O propheta, certe penis tuus cælum versus erectus est.
—
Ali, commenting on the death of Mohammad, via Abulfeda, via Edward Gibbon’s Decline and Fall of the Roman Empire, via Wikipedia: Death erection, via today’s edition of “Office banter we’d never get away with if we had an HR department”.
[trans: “O prophet, thy penis is erect unto the sky”]
(via langer)
This conversation came out of the discussion of how to make the big bucket of cashews that we appropriated today warm, as consuming warm nuts is much preferred to consuming room temperature nuts.
Mr. Langer lamented on the frigid state of the nuts he was putting in his mouth. As a remedy I beseeched him to cut large, billowing swaths through the sack of nuts with his turgid member to improve the particle speed deficiency that the nuts were currently experiencing.
Mr. M. Kurlancheek then inquired as to my reasoning for said solution for the temperature deprivation and quickly resolved that it was due to the fact that an erect male genitalia is always warm.

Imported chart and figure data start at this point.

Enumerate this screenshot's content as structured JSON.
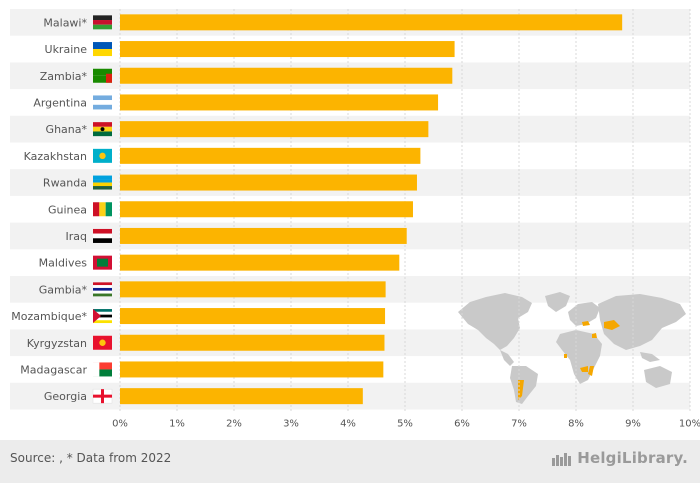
{
  "chart_data": {
    "type": "bar",
    "orientation": "horizontal",
    "categories": [
      "Malawi*",
      "Ukraine",
      "Zambia*",
      "Argentina",
      "Ghana*",
      "Kazakhstan",
      "Rwanda",
      "Guinea",
      "Iraq",
      "Maldives",
      "Gambia*",
      "Mozambique*",
      "Kyrgyzstan",
      "Madagascar",
      "Georgia"
    ],
    "values": [
      8.81,
      5.87,
      5.83,
      5.58,
      5.41,
      5.27,
      5.21,
      5.14,
      5.03,
      4.9,
      4.66,
      4.65,
      4.64,
      4.62,
      4.26
    ],
    "xlim": [
      0,
      10
    ],
    "ticks": [
      "0%",
      "1%",
      "2%",
      "3%",
      "4%",
      "5%",
      "6%",
      "7%",
      "8%",
      "9%",
      "10%"
    ],
    "bar_color": "#fcb400",
    "highlight_color": "#f5a700",
    "map_color": "#c9c9c9",
    "title": "",
    "xlabel": "",
    "ylabel": ""
  },
  "flags": [
    {
      "name": "malawi-flag",
      "bands": [
        "#222222",
        "#c8102e",
        "#339e35"
      ]
    },
    {
      "name": "ukraine-flag",
      "bands": [
        "#0057b7",
        "#ffd700"
      ]
    },
    {
      "name": "zambia-flag",
      "bands": [
        "#198a00",
        "#198a00"
      ]
    },
    {
      "name": "argentina-flag",
      "bands": [
        "#74acdf",
        "#ffffff",
        "#74acdf"
      ]
    },
    {
      "name": "ghana-flag",
      "bands": [
        "#ce1126",
        "#fcd116",
        "#006b3f"
      ]
    },
    {
      "name": "kazakhstan-flag",
      "bands": [
        "#00afca"
      ]
    },
    {
      "name": "rwanda-flag",
      "bands": [
        "#00a1de",
        "#00a1de",
        "#fad201",
        "#20603d"
      ]
    },
    {
      "name": "guinea-flag",
      "bands": [
        "#ce1126",
        "#fcd116",
        "#009460"
      ],
      "vertical": true
    },
    {
      "name": "iraq-flag",
      "bands": [
        "#ce1126",
        "#ffffff",
        "#000000"
      ]
    },
    {
      "name": "maldives-flag",
      "bands": [
        "#d21034"
      ]
    },
    {
      "name": "gambia-flag",
      "bands": [
        "#ce1126",
        "#ffffff",
        "#0c1c8c",
        "#ffffff",
        "#3a7728"
      ]
    },
    {
      "name": "mozambique-flag",
      "bands": [
        "#007168",
        "#ffffff",
        "#000000",
        "#ffffff",
        "#fce100"
      ]
    },
    {
      "name": "kyrgyzstan-flag",
      "bands": [
        "#e8112d"
      ]
    },
    {
      "name": "madagascar-flag",
      "bands": [
        "#fc3d32",
        "#007e3a"
      ]
    },
    {
      "name": "georgia-flag",
      "bands": [
        "#ffffff"
      ]
    }
  ],
  "footer": {
    "source": "Source:  , * Data from 2022",
    "brand": "HelgiLibrary."
  }
}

I was quick to answer this statement with musings about post-mortem erections and their ability to be of an undesirable temperature for nut warmth creation, which promptly led me to google for “post death boner.” Mr. Langer then questioned the efficacy of such a search and I replaced “boner” with the correct term, “hard dick.”
Through the magic of the Lord Google I was led to the article on “Angel Lust” and it’s interesting history.